Elizondo vient enfin d’être arrêté. C’est par ses aveux qu’on a pu établir ce que fut la tragique randonnée du marquis de Caussade et de sa compagne.




Rendez-vous avait été pris, pour 23 heures, dans un champ, près du carrefour d’Olhette, à quelques centaines de mètres d’Urrugne. Aizpurua était allé dans la soirée prendre livraison des mains d’Inchausti des époux de Caussade. A la nuit tombante, tous trois étaient arrivés au village et s’étaient restaurés en attendant le départ pour l’étape finale. 




A l’heure fixée, Elizondo était au rendez-vous. Caché dans l’ombre d’une haie, il attend impatiemment son complice et les passagers. Il échafaude déjà des rêves dorés, car il sait les clients très fortunés ; son complice Aizpurua ne lui a-t-il pas dit en le contactant :


— Ce sont des millionnaires. Il y a un coup à faire.




D’un chemin de terre surgit enfin la petite caravane : Aizpurua marche en tête. La marquise de Caussade avance péniblement. Elle est vêtue d’un tailleur sport écossais rouge et chaussée de souliers bas. Le marquis, qui ferme la marche, porte une veste en cuir doublée de peau de mouton et un chapeau mou, bleu foncé, à larges bords. Il tient à la main une valise légère ; sur les conseils du passeur, il n’emporte que l’essentiel : le magot.




En quelques mots, Aizpurua présente son compagnon et indique les services qu’il est susceptible de leur rendre. Puis la petite troupe s’ébranle en direction de la montagne. Maintenant, c’est Elizondo qui a pris la tête. Il marche rapidement, trop rapidement au gré des fuyards qui lui demandent de ralentir l’allure. Les deux passeurs sont armés de lourds gourdins, dont ils se servent en guise de canne. Cependant, la confiance règne ; le marquis et la marquise de Caussade plaisantent avec leurs guides, et, plus particulièrement, avec Elizondo, dont le visage ouvert leur plaît.




Au loin, les Pyrénées étincellent de toutes leurs falaises éclairées par la lune ; derrière la caravane, la masse du village, que révèlent quelques lampes encore allumées, s’enfonce dans le trou d’ombre que forme la vallée.
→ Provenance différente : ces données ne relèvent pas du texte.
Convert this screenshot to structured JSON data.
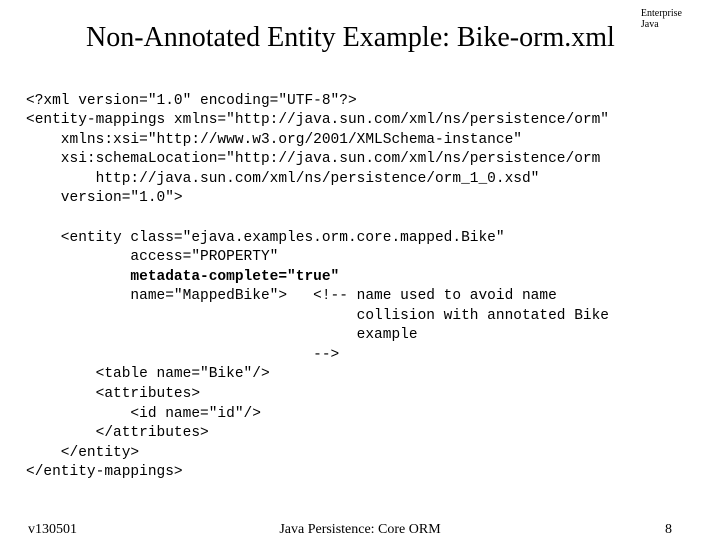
{
  "header": {
    "tag_line1": "Enterprise",
    "tag_line2": "Java",
    "title": "Non-Annotated Entity Example: Bike-orm.xml"
  },
  "code": {
    "l01": "<?xml version=\"1.0\" encoding=\"UTF-8\"?>",
    "l02": "<entity-mappings xmlns=\"http://java.sun.com/xml/ns/persistence/orm\"",
    "l03": "    xmlns:xsi=\"http://www.w3.org/2001/XMLSchema-instance\"",
    "l04": "    xsi:schemaLocation=\"http://java.sun.com/xml/ns/persistence/orm",
    "l05": "        http://java.sun.com/xml/ns/persistence/orm_1_0.xsd\"",
    "l06": "    version=\"1.0\">",
    "l07": "",
    "l08": "    <entity class=\"ejava.examples.orm.core.mapped.Bike\"",
    "l09": "            access=\"PROPERTY\"",
    "l10a": "            ",
    "l10b": "metadata-complete=\"true\"",
    "l11": "            name=\"MappedBike\">   <!-- name used to avoid name",
    "l12": "                                      collision with annotated Bike",
    "l13": "                                      example",
    "l14": "                                 -->",
    "l15": "        <table name=\"Bike\"/>",
    "l16": "        <attributes>",
    "l17": "            <id name=\"id\"/>",
    "l18": "        </attributes>",
    "l19": "    </entity>",
    "l20": "</entity-mappings>"
  },
  "footer": {
    "left": "v130501",
    "center": "Java Persistence: Core ORM",
    "right": "8"
  }
}
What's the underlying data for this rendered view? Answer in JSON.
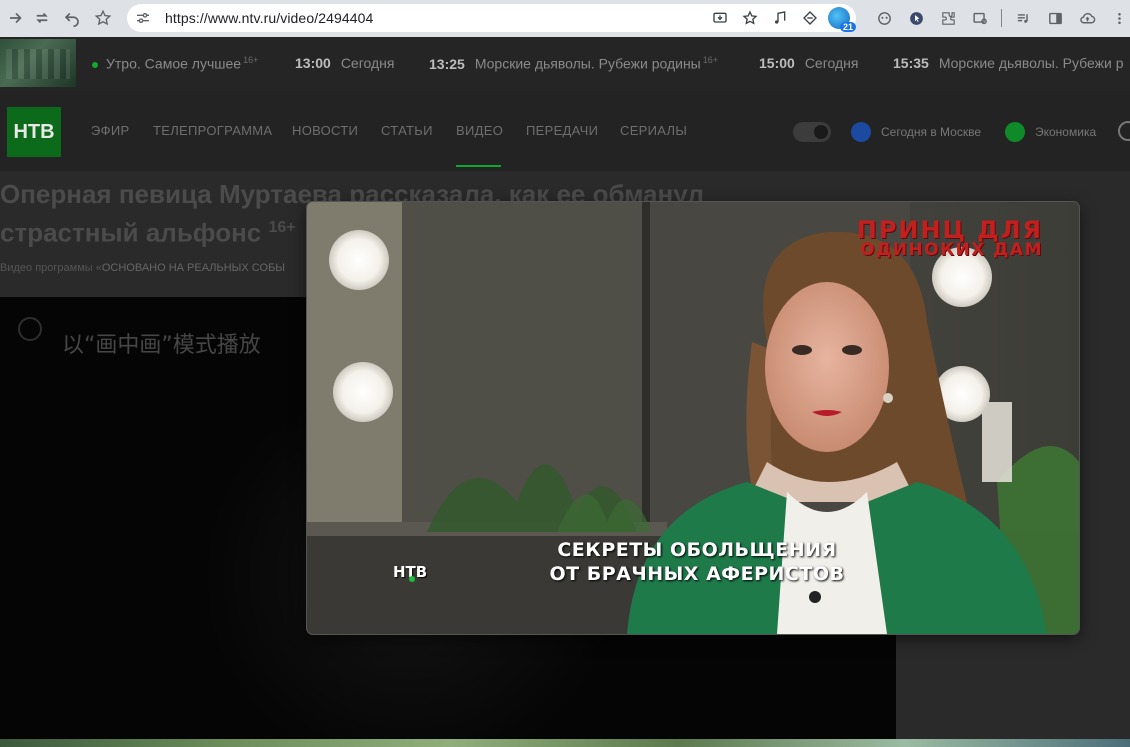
{
  "browser": {
    "url": "https://www.ntv.ru/video/2494404",
    "extension_badge": "21"
  },
  "ticker": {
    "items": [
      {
        "time": "",
        "title": "Утро. Самое лучшее",
        "age": "16+"
      },
      {
        "time": "13:00",
        "title": "Сегодня",
        "age": ""
      },
      {
        "time": "13:25",
        "title": "Морские дьяволы. Рубежи родины",
        "age": "16+"
      },
      {
        "time": "15:00",
        "title": "Сегодня",
        "age": ""
      },
      {
        "time": "15:35",
        "title": "Морские дьяволы. Рубежи р",
        "age": ""
      }
    ]
  },
  "nav": {
    "logo": "НТВ",
    "items": [
      "ЭФИР",
      "ТЕЛЕПРОГРАММА",
      "НОВОСТИ",
      "СТАТЬИ",
      "ВИДЕО",
      "ПЕРЕДАЧИ",
      "СЕРИАЛЫ"
    ],
    "active": "ВИДЕО",
    "chips": [
      "Сегодня в Москве",
      "Экономика"
    ],
    "colors": {
      "chip1": "#1c4aa0",
      "chip2": "#0f8a28",
      "accent": "#10a431"
    }
  },
  "article": {
    "title_line1": "Оперная певица Муртаева рассказала, как ее обманул",
    "title_line2": "страстный альфонс",
    "age": "16+",
    "meta_prefix": "Видео программы «",
    "meta_program": "ОСНОВАНО НА РЕАЛЬНЫХ СОБЫ"
  },
  "player": {
    "pip_notice": "以“画中画”模式播放"
  },
  "pip_video": {
    "show_title_line1": "ПРИНЦ ДЛЯ",
    "show_title_line2": "ОДИНОКИХ ДАМ",
    "subtitle_line1": "СЕКРЕТЫ ОБОЛЬЩЕНИЯ",
    "subtitle_line2": "ОТ БРАЧНЫХ АФЕРИСТОВ",
    "channel_mark": "НТВ"
  }
}
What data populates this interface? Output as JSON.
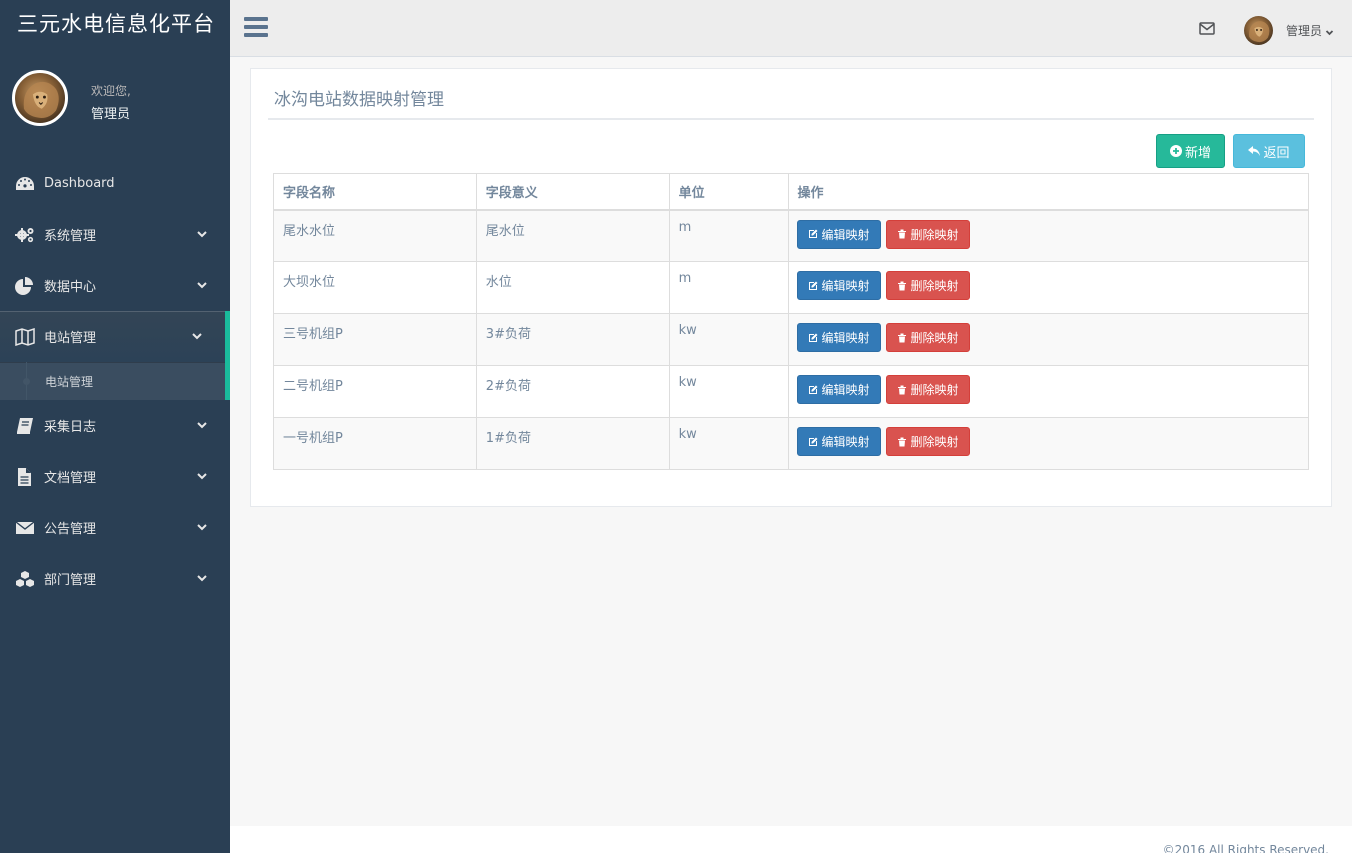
{
  "app": {
    "brand": "三元水电信息化平台"
  },
  "profile": {
    "welcome": "欢迎您,",
    "name": "管理员",
    "avatar_icon": "lion-avatar"
  },
  "sidebar": {
    "items": [
      {
        "label": "Dashboard",
        "icon": "dashboard-icon",
        "has_children": false
      },
      {
        "label": "系统管理",
        "icon": "gears-icon",
        "has_children": true
      },
      {
        "label": "数据中心",
        "icon": "pie-chart-icon",
        "has_children": true
      },
      {
        "label": "电站管理",
        "icon": "map-icon",
        "has_children": true,
        "active": true,
        "children": [
          {
            "label": "电站管理"
          }
        ]
      },
      {
        "label": "采集日志",
        "icon": "book-icon",
        "has_children": true
      },
      {
        "label": "文档管理",
        "icon": "file-icon",
        "has_children": true
      },
      {
        "label": "公告管理",
        "icon": "envelope-icon",
        "has_children": true
      },
      {
        "label": "部门管理",
        "icon": "cubes-icon",
        "has_children": true
      }
    ]
  },
  "topnav": {
    "user_name": "管理员",
    "mail_icon": "envelope-o-icon",
    "menu_icon": "bars-icon"
  },
  "panel": {
    "title": "冰沟电站数据映射管理",
    "add_label": "新增",
    "back_label": "返回"
  },
  "table": {
    "headers": [
      "字段名称",
      "字段意义",
      "单位",
      "操作"
    ],
    "edit_label": "编辑映射",
    "delete_label": "删除映射",
    "rows": [
      {
        "name": "尾水水位",
        "meaning": "尾水位",
        "unit": "m"
      },
      {
        "name": "大坝水位",
        "meaning": "水位",
        "unit": "m"
      },
      {
        "name": "三号机组P",
        "meaning": "3#负荷",
        "unit": "kw"
      },
      {
        "name": "二号机组P",
        "meaning": "2#负荷",
        "unit": "kw"
      },
      {
        "name": "一号机组P",
        "meaning": "1#负荷",
        "unit": "kw"
      }
    ]
  },
  "footer": {
    "copyright": "©2016 All Rights Reserved."
  },
  "colors": {
    "sidebar_bg": "#2A3F54",
    "accent_green": "#1ABB9C",
    "btn_add": "#26B99A",
    "btn_back": "#5BC0DE",
    "btn_edit": "#337AB7",
    "btn_delete": "#D9534F"
  }
}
On abandonne le sentier à 500 mètres des filtres d’Urrugne pour s’engager sur le versant du col des Joncs, brèche taillée dans un pic rocheux.




A la vérité, la frontière n’est qu’à deux heures environ de marche. Et il y a près de quatre heures que les fuyards ont quitté Urrugne. C’est qu’Elizondo emprunte un étrange itinéraire. Lui qui connaît comme sa poche ce coin, de montagne, il tourne parfois le dos au but, se dirigeant vers quelque pic lointain pour revenir ensuite, par de profonds ravins, à moins de 2 kilomètres du point de départ."



A suivre...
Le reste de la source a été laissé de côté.